Au total, l'initiative T4R a documenté 42 épisodes portant sur 29 événements qui présentent des caractéristiques de crimes de guerre liés à l'acheminement et la distribution d'aide humanitaire pour les civils et à la facilitation du départ des civils de zones dangereuses et de zones de situation humanitaire grave. Il y a eu 14 attaques contre des installations d'aide humanitaire, 8 attaques contre des convois d'évacuation de civils, 4 événements empêchant les civils de quitter les zones dangereuses, 3 événements de saisie de marchandises et de véhicules humanitaires.

Les événements répertoriés ont causé la mort de 38 civils, 64 civils ont été blessés et 38 véhicules d'aide humanitaire et d'évacuation ont été endommagés, détruits ou accaparés.

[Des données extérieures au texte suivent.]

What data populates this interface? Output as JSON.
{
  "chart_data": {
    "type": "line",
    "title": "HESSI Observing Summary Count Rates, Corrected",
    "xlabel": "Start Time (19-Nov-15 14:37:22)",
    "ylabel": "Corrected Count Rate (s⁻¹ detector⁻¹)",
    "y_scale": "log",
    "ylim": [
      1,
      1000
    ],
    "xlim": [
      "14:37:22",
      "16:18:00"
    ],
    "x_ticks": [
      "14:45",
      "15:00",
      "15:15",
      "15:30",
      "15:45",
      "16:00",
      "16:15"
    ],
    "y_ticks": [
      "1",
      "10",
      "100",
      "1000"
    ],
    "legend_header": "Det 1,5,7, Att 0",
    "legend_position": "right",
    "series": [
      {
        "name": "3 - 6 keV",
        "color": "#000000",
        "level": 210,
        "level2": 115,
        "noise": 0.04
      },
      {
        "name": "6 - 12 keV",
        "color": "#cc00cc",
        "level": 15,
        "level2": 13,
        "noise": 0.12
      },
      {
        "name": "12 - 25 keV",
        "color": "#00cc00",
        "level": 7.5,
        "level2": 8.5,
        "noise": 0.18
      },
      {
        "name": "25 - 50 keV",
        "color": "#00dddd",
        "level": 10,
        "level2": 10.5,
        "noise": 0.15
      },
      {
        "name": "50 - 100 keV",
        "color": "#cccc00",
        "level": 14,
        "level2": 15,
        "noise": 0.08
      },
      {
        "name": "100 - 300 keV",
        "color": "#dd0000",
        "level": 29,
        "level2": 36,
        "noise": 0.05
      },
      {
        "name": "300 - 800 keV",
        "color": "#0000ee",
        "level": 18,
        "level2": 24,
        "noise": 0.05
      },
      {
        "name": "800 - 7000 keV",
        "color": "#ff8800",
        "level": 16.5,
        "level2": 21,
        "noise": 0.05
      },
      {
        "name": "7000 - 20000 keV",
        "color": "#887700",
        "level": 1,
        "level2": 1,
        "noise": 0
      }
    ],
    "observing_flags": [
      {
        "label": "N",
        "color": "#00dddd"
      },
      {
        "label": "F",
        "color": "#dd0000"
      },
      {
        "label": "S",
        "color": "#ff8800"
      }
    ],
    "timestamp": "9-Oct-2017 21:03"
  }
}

La majorité des personnes tuées l'ont été suite à des frappes sur des convois d'évacuation (14 personnes), et dans les files d'attente aux points d'acheminement de l'aide humanitaire (12 personnes). Nous avons enregistré 6 cas de décès massifs de civils : 3 lors d'attaques de colonnes d'évacuation, 2 lors de frappes sur des points de distribution d'aide humanitaire, 1 suite au fait que les militaires russes ont empêché des civils de quitter des zones dangereuses. Le plus grand nombre de décès simultanés (lors d'un même événement) a été de 8 personnes.

Selon la base de données, parmi les installations dédiées à l'aide humanitaire et les véhicules d'évacuation, 12 bus d'évacuation, 11 véhicules transportant de l'aide humanitaire, 5 points de distribution d'aide humanitaire, 5 véhicules civils dans lesquels des civils tentaient de quitter les zones dangereuses, 3 wagons et 2 entrepôts d'aide humanitaire ont été endommagés, détruits ou appropriés/pillés.

C'est dans les régions de Kharkiv et de Zaporijjia que le plus grand nombre d'événements a été enregistré : 8 dans chacune, ainsi que 5 événements dans la région de Donetsk, 4 dans celle de Luhansk, 3 dans celle de Tchernihiv, et 1 événement dans la région de Kherson.

Événements particuliers documentés

Frappe sur un point de distribution d'aide humanitaire à Kharkiv

Le 24 mars 2022, vers 13 heures, l'armée russe a tiré des missiles depuis un système « Ouragan » avec des armes à sous-munitions sur le bureau de Novaïa Poshta, rue de l'académicien Pavlov à Kharkiv, qui était utilisé comme point de distribution d'aide humanitaire.

Les obus sont tombés sur des personnes qui faisaient la queue pour obtenir de l'aide humanitaire, faisant 8 morts et 15 blessés.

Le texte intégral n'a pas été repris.